Manchmal, gar nicht so selten, auf jeden Fall, wenn ich am Abend zuvor mal wieder den Fernseher zu früh eingeschaltet hatte, um die „Tagesschau zu sehen und dabei in die Fänge der TVWerbung geraten bin, reißen mich zur Wolfsstunde tiefbohrende Fragen aus dem Schlaf und lassen mich nicht mehr zur Ruhe kommen: Verfügen meine Wimpern wirklich über genügend Volumen, haben meine Brauen hinreichend Füllkraft? Ist meine Gesichtshaut, besonders um die Lippen herum, und sind vor allem die Lippen selbst zumindest hinlänglich aufgepolstert? Und ganz bohrend: Wirkt meine Pigmentflecken-Überdeckung, das Anti-Taches? Sorgt es zusammen mit meinem Under Eye Brightener und der nude getönten Concealer-Creme für den erwünschten Wach-Effekt? Meine Augenbrauen korrigiere ich selbstverständlich täglich, manchmal zweimal. Und doch: Ich bin mir nicht mehr sicher; mein Herz rast vor Aufregung.

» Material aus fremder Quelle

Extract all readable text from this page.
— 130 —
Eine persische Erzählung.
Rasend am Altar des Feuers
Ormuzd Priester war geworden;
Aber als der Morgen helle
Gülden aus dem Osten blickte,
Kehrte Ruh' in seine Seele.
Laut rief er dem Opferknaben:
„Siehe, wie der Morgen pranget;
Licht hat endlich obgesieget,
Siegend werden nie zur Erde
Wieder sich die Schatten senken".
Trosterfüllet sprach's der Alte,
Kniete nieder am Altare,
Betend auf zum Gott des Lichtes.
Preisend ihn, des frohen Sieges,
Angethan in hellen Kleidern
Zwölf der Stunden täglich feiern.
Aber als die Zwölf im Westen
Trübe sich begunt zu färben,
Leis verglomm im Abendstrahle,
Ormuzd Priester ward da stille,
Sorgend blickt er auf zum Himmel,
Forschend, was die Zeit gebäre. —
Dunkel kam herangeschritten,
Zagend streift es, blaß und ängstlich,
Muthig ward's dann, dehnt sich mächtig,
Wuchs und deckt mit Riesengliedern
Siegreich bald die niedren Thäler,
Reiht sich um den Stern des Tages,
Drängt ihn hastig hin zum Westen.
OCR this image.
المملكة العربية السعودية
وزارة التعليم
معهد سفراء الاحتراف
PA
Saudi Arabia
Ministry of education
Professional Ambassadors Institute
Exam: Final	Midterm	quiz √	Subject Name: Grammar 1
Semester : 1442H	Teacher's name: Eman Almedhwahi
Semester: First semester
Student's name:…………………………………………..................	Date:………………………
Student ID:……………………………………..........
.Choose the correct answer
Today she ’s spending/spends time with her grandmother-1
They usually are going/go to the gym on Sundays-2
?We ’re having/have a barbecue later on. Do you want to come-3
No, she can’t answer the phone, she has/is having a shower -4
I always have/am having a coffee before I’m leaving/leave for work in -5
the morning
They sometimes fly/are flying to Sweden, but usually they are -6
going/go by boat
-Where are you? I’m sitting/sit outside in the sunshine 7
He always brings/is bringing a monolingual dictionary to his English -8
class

Nur ganz allmählich beruhige ich mich, schließlich habe ich die Nutri- Pearls vorschriftsmäßig angewendet und auch sonst alles Notwendige zum Erhalt meines, zugegeben, in die Jahre gekommenen Flairs getan. Wobei ich mich oftmals schwer damit tue, mich zwischen Puder und Concealer zu entscheiden – zur Not wende ich einfach beides an – meine dann kaschierten Augenringe danken es mir. Den Kollagen-Booster („“Bringe Glow in Deine Morgen-Routine!““) vergesse ich natürlich nie, und auch mein Anti-Aging-Programm (selbstverständlich das für die anspruchsvolle Haut und mit Sofort-Effekt) ebensowenig. Und Refining, Sculpting, Tanning? Logo! Dazu mindestens ein Mal pro Woche eine gründliche Dermabrasion, öfter mal ein Peeling und genügend Moisturizing – also eigentlich dürfte ich keinerlei Probleme haben. Und der wohlmeinenden Forderung von „L’Oréal Load your lashes!““ komme ich selbstredend immer wieder gern nach. Das ist schließlich „“Schutz, der sich meiner Silhouette anpaßt““.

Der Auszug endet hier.